Wednesday, October 20, 2010

"Could You Live a Year Without Money?"

[By choice, Mark Boyle basically doesn't have a cent—or, more accurately, a pence—to his name. Boyle lives in rural England in a trailer he spotted on Freecycle.org. He feeds himself by growing everything from barley to potatoes, foraging wild edibles like berries and nettles, and occasionally dumpster-diving for luxuries like margarine and bread. He cooks with a wood stove fashioned from large restaurant olive cans; brushes his teeth with his own mixture of cuttlefish bones and fennel seed; and makes paper and ink from mushrooms. He barters labor for rent, Internet service, and whatever else he can't find, grow, or make...
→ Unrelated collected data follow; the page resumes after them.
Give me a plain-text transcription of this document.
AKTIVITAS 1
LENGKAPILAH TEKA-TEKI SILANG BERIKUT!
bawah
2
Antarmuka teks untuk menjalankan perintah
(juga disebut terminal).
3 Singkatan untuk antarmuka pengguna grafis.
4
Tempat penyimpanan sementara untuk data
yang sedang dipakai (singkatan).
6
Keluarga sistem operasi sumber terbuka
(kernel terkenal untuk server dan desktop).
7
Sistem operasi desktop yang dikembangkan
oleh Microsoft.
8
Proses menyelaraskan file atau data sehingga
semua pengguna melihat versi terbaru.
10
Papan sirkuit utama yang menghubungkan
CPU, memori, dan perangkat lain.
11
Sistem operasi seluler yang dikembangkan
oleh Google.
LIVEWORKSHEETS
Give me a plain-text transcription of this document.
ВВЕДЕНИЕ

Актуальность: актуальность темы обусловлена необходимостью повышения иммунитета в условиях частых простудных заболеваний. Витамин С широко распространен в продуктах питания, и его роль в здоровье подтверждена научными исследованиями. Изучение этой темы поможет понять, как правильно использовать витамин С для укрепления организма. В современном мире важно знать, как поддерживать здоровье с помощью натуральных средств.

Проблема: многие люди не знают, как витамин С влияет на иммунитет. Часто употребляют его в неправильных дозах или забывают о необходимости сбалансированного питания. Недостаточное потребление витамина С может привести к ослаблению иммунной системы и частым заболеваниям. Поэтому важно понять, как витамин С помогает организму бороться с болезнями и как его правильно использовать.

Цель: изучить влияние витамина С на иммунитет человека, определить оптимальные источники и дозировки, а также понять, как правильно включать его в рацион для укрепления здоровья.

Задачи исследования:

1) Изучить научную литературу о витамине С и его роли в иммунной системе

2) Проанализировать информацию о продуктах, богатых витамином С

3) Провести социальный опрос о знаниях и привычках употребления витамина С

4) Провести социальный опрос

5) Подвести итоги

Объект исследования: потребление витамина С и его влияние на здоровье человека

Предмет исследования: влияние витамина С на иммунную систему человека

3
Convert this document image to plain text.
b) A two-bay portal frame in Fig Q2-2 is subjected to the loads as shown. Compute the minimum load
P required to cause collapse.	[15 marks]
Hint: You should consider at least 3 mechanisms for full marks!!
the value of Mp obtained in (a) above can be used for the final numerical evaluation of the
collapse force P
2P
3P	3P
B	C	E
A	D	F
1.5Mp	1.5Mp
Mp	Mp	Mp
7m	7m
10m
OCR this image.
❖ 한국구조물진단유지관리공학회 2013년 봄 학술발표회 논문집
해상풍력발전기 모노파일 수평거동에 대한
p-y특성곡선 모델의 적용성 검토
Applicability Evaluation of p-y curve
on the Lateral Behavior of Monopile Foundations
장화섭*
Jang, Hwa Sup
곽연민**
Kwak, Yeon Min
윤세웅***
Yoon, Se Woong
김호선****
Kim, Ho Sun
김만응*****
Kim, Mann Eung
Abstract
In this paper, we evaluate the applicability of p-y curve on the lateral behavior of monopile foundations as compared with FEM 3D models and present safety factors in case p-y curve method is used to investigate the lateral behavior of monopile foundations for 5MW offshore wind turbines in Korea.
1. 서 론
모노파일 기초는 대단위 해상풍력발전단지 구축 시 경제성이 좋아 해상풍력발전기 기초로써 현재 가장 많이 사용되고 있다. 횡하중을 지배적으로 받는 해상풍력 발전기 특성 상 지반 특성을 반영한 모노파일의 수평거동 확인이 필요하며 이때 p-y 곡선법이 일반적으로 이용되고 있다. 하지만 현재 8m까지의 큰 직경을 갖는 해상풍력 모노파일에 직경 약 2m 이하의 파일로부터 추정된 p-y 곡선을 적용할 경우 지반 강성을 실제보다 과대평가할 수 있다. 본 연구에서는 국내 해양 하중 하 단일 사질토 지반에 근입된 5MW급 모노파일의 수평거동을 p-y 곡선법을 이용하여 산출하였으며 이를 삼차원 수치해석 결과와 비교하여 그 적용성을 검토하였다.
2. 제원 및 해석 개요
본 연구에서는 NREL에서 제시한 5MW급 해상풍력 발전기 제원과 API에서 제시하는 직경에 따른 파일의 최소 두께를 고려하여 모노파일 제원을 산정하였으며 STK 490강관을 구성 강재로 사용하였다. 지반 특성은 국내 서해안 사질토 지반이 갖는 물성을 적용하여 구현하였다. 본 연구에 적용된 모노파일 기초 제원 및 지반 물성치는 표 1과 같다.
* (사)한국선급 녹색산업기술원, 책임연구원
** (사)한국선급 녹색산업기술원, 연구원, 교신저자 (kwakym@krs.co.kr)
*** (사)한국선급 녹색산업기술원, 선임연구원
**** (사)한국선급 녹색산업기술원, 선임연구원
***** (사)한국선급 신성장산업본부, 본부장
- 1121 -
...There's a really good quote from Epicurus; he {Boyle} says, "If you want to make Pythocles rich, do not add to his wants but subtract from his desires." When you reduce what you need in life to the bare minimum, then that's when you achieve true freedom. It's kind of like an alcoholic: You have to keep drinking more and more alcohol to sustain a certain level of drunkenness. In a way, I think we're like that. We've never got enough. So the more we consume, the more we want. And the more we want, the more we have to work to pay for all these things and insure them and then get stressed about them and protect them and get bigger houses. I think true freedom comes with letting go of them.] 

http://www.alternet.org/environment/148516/could_you_live_a_year_without_money

Does living without $ mean no debit card to use?